The bbPress development team has released bbPress 2.5.13. This release fixes a few bugs, most notably, it readds sanitization to anonymous user data that was accidentally removed in previous versions.
Those who allow anonymous users to create topics and replies on their forums are encouraged to update immediately.
“This feature is not widely used on public forums because spammers aggressively target these kinds of sites, but for communities that rely on this feature, please know you can safely upgrade to 2.5.13 without any issues,” John James Jacoby, lead developer of bbPress and BuddyPress, said.
As a reminder, beginning with bbPress 2.5.12, the minimum version of WordPress supported is 4.7. If you’re using an older version of WordPress, Jacoby recommends using or staying with bbPress 2.5.11.

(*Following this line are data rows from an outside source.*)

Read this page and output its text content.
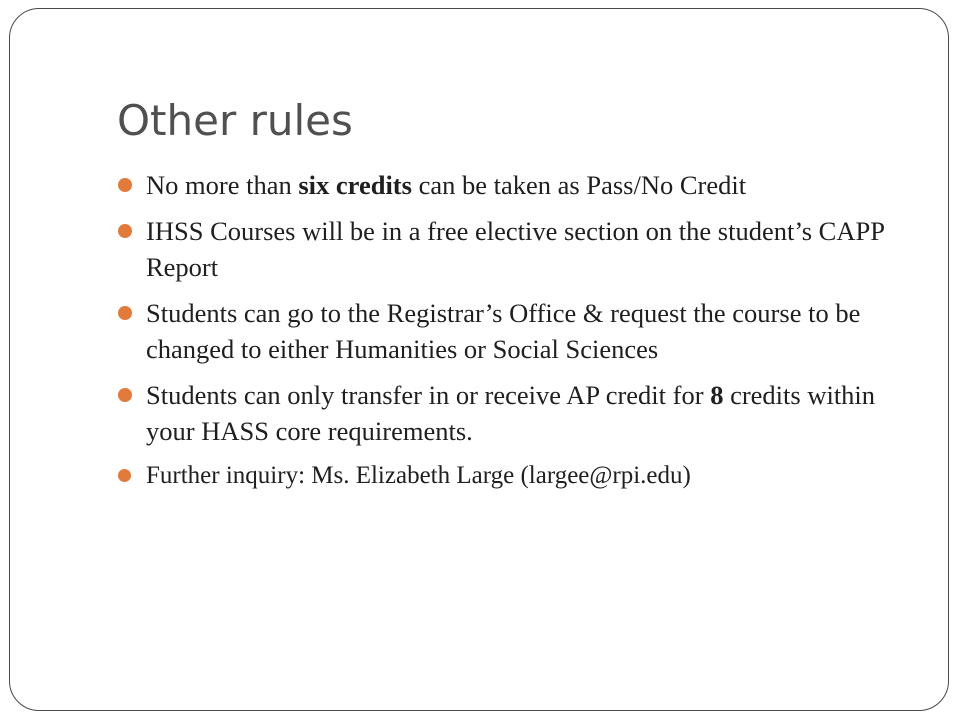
Other rules
No more than six credits can be taken as Pass/No Credit
IHSS Courses will be in a free elective section on the student’s CAPP Report
Students can go to the Registrar’s Office & request the course to be changed to either Humanities or Social Sciences
Students can only transfer in or receive AP credit for 8 credits within your HASS core requirements.
Further inquiry: Ms. Elizabeth Large (largee@rpi.edu)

bbPress 2.6 is still in the release candidate phase as developers iron out a few issues discovered on WordPress.org.
Users can download the latest version of bbPress from WordPress.org or browse to Dashboard > Updates, and upgrade from within WordPress.
Imprecise wording in the release announcement seems to have lead to confusion here. The release announcement states that the new version “adds some sanitization to anonymous user data that went missing from previous versions”, which could mean that it had existed before and then went missing or just that it was missing before. It looks like the latter, as when we looked in to this we didn’t find that the sanitization code added in 5.2.13 had been in previous versions of the plugin.
More important to note is that the sanitization added looks to just be duplicating sanitization that already exists in the code, which the developers seem to have overlooked. So those using older versions don’t look to be at risk. Though, as always, it is a good idea to keep your plugins up to date at all times.